6 décembre 2022 – Par le comité de travail sur les traitements forcés. Ce dernier est notamment composé de personnes subissant ou ayant subi un traitement forcé, de chercheurs universitaires, de l’Association des groupes d’intervention en défense des droits en santé mentale du Québec, du Regroupement des ressources alternatives en santé mentale du Québec et d’Action autonomie. –
Radio-Canada présentait, le 28 novembre dernier, un malheureux reportage portant sur l’engorgement dans les urgences psychiatriques et faisant l’apologie des autorisations judiciaires de soins (traitements forcés). Dans la foulée de ce reportage, la présidente de l’Association des médecins psychiatres du Québec, la Dre Claire Gamache, affirmait en entrevue à l’émission Tout un matin l’importance d’imposer davantage de traitement à des usagers parce que la « maladie mentale » enlèverait la liberté. Son traitement, plus souvent qu’autrement une médication, redonnerait une certaine liberté.
Pourtant, nous sommes en contact avec des dizaines, voire des centaines, de Québécois et Québécoises qui ont vécu ces ordonnances de traitement partout dans la province. La plupart d’entre eux nous rapportent que les traitements, particulièrement lorsqu’ils sont forcés, peuvent au contraire, les enfermer dans une « prison chimique » très souffrante.
Les effets de la médication psychiatrique varient d’une personne à l’autre, et peuvent s’avérer pour certaines, extrêmement puissants. C’est d’ailleurs la raison pour laquelle elle est utilisée comme contention chimique pour maîtriser les personnes en psychiatrie. C’est aussi une des raisons pour laquelle certains la refusent. Ils déplorent un manque d’information généralisé sur leurs effets (par ex. les effets secondaires, les interactions et les effets de sevrage) et leurs alternatives. Néanmoins, ces dernières existent : nommons par exemple la psychothérapie et les groupes d’entraide, comme les groupes d’entendeurs de voix. Ils dénoncent un dosage trop fort qui les vide de leur énergie, qui éteint leur personnalité et qui les zombifie.
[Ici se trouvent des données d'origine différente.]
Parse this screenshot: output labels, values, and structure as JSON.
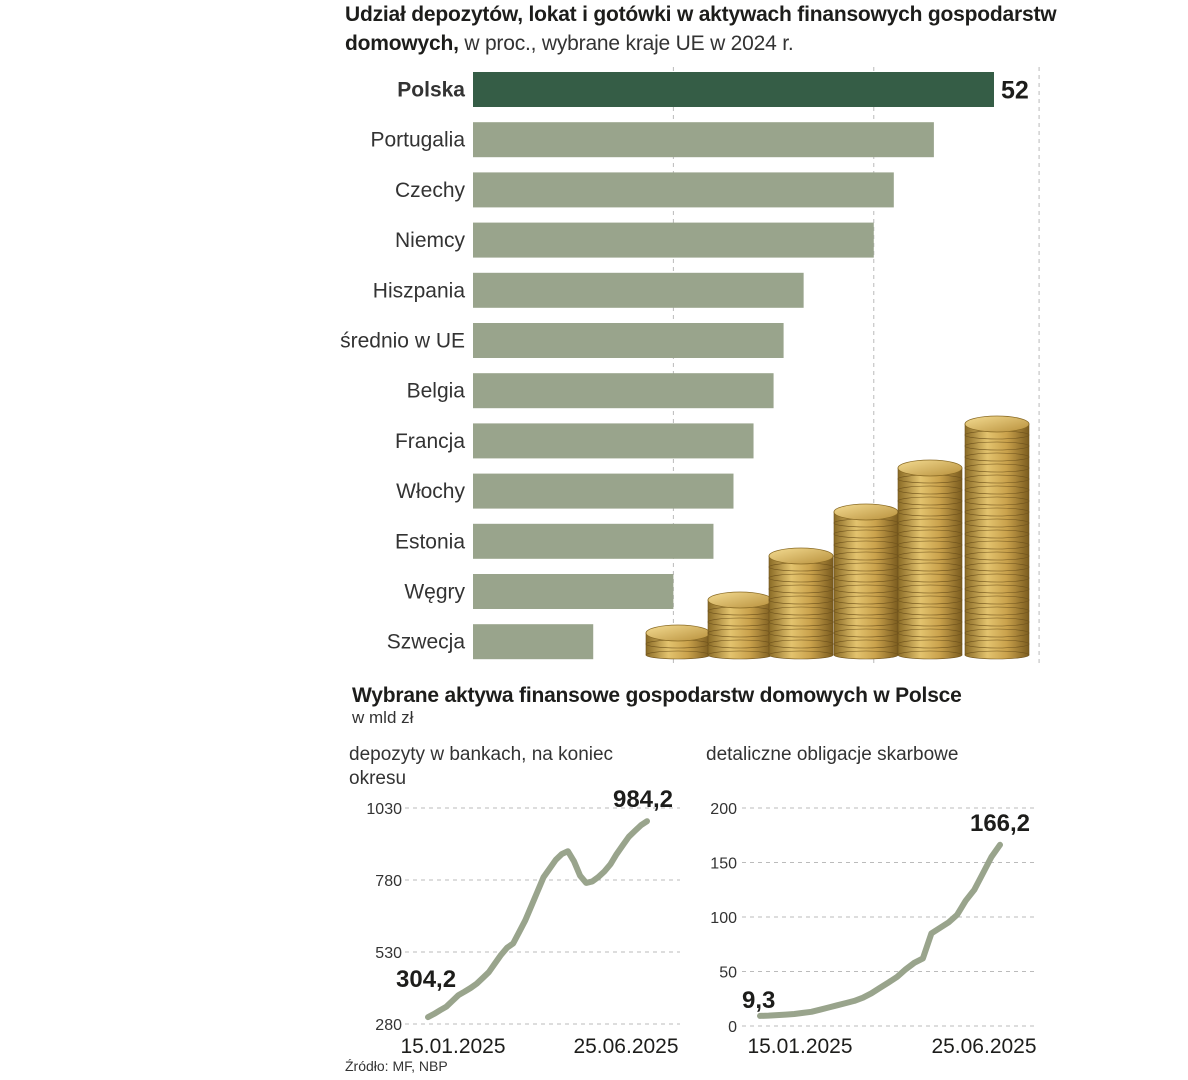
{
  "section1": {
    "title_bold": "Udział depozytów, lokat i gotówki w aktywach finansowych gospodarstw domowych,",
    "title_rest": " w proc., wybrane kraje UE w 2024 r."
  },
  "section2": {
    "title": "Wybrane aktywa finansowe gospodarstw domowych w Polsce",
    "unit": "w mld zł",
    "left_label": "depozyty w bankach, na koniec okresu",
    "right_label": "detaliczne obligacje skarbowe"
  },
  "source": "Źródło: MF, NBP",
  "colors": {
    "highlight_bar": "#355d46",
    "bar": "#99a48c",
    "line": "#99a48c",
    "grid": "#bbbbbb"
  },
  "icons": {
    "coins": "coin-stacks-photo"
  },
  "chart_data": [
    {
      "type": "bar",
      "orientation": "horizontal",
      "title": "Udział depozytów, lokat i gotówki w aktywach finansowych gospodarstw domowych, w proc., wybrane kraje UE w 2024 r.",
      "categories": [
        "Polska",
        "Portugalia",
        "Czechy",
        "Niemcy",
        "Hiszpania",
        "średnio w UE",
        "Belgia",
        "Francja",
        "Włochy",
        "Estonia",
        "Węgry",
        "Szwecja"
      ],
      "values": [
        52,
        46,
        42,
        40,
        33,
        31,
        30,
        28,
        26,
        24,
        20,
        12
      ],
      "highlight": "Polska",
      "value_labels": [
        "52"
      ],
      "xlim": [
        0,
        55
      ],
      "grid": true
    },
    {
      "type": "line",
      "title": "depozyty w bankach, na koniec okresu",
      "x_tick_labels": [
        "15.01.2025",
        "25.06.2025"
      ],
      "y_ticks": [
        280,
        530,
        780,
        1030
      ],
      "ylim": [
        280,
        1030
      ],
      "start_label": "304,2",
      "end_label": "984,2",
      "series": [
        {
          "name": "depozyty",
          "values": [
            304,
            315,
            328,
            340,
            360,
            380,
            392,
            405,
            420,
            440,
            460,
            490,
            520,
            545,
            560,
            600,
            640,
            690,
            740,
            790,
            820,
            850,
            870,
            880,
            845,
            795,
            770,
            775,
            790,
            810,
            835,
            870,
            900,
            930,
            950,
            970,
            984.2
          ]
        }
      ]
    },
    {
      "type": "line",
      "title": "detaliczne obligacje skarbowe",
      "x_tick_labels": [
        "15.01.2025",
        "25.06.2025"
      ],
      "y_ticks": [
        0,
        50,
        100,
        150,
        200
      ],
      "ylim": [
        0,
        200
      ],
      "start_label": "9,3",
      "end_label": "166,2",
      "series": [
        {
          "name": "obligacje",
          "values": [
            9.3,
            9.5,
            10,
            10.5,
            11,
            12,
            13,
            15,
            17,
            19,
            21,
            23,
            26,
            30,
            35,
            40,
            45,
            52,
            58,
            62,
            85,
            90,
            95,
            102,
            115,
            125,
            140,
            155,
            166.2
          ]
        }
      ]
    }
  ]
}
Ils décrient une pression indue, soutenue et intense à accepter les traitements, sans obtenir de réponses à leurs questions et ce, sans être écoutés à propos des effets qu’ils vivent. Soulignons également que certaines personnes refusent tout simplement parce qu’ils ne veulent pas prendre une médication qui aura un effet direct sur leur cerveau et sur leur corps.
Toutes ces raisons sont légitimes.
Nous avons le droit, en tant qu’usagers, d’accepter ou de refuser des soins. C’est notre droit le plus strict. Nul ne nous forcera à acquiescer à une chimiothérapie, par exemple. Le médecin traitant est tenu de présenter clairement à l’usager les conséquences et les risques du non-traitement, mais aussi ceux du traitement.
Personne ne voudrait se voir contraint à recevoir un traitement par le système de santé, et ce, même s’il nous dit que c’est pour notre bien. Personne ne voudrait non plus se faire imposer un traitement sans en connaître pleinement les effets à court et à long terme, tant bénéfiques que nuisibles. Ce droit est trop souvent ignoré en psychiatrie. Les effets secondaires de la médication sont tenus sous silence. Les alternatives doivent être présentées et valorisées. Les droits des patients sont bafoués. Et dans la quasi-totalité des cas, la cour donne le feu vert aux psychiatres. L’expérience terrain et la recherche démontrent une augmentation de plus en plus importante des traitements imposés. Le discours de l’Association des médecins psychiatres du Québec qui souhaite faciliter ce recours n’est guère de nature à nous rassurer.
Le fait de recevoir un diagnostic psychiatrique ne nous enlève pas notre droit à consentir. Ce droit ne constitue pas un obstacle au travail des psychiatres. Nous vivons dans un État de droit. Respectez la liberté de choix des citoyens qui utilisent les services. Offrez-leur une information complète et des alternatives à la médication.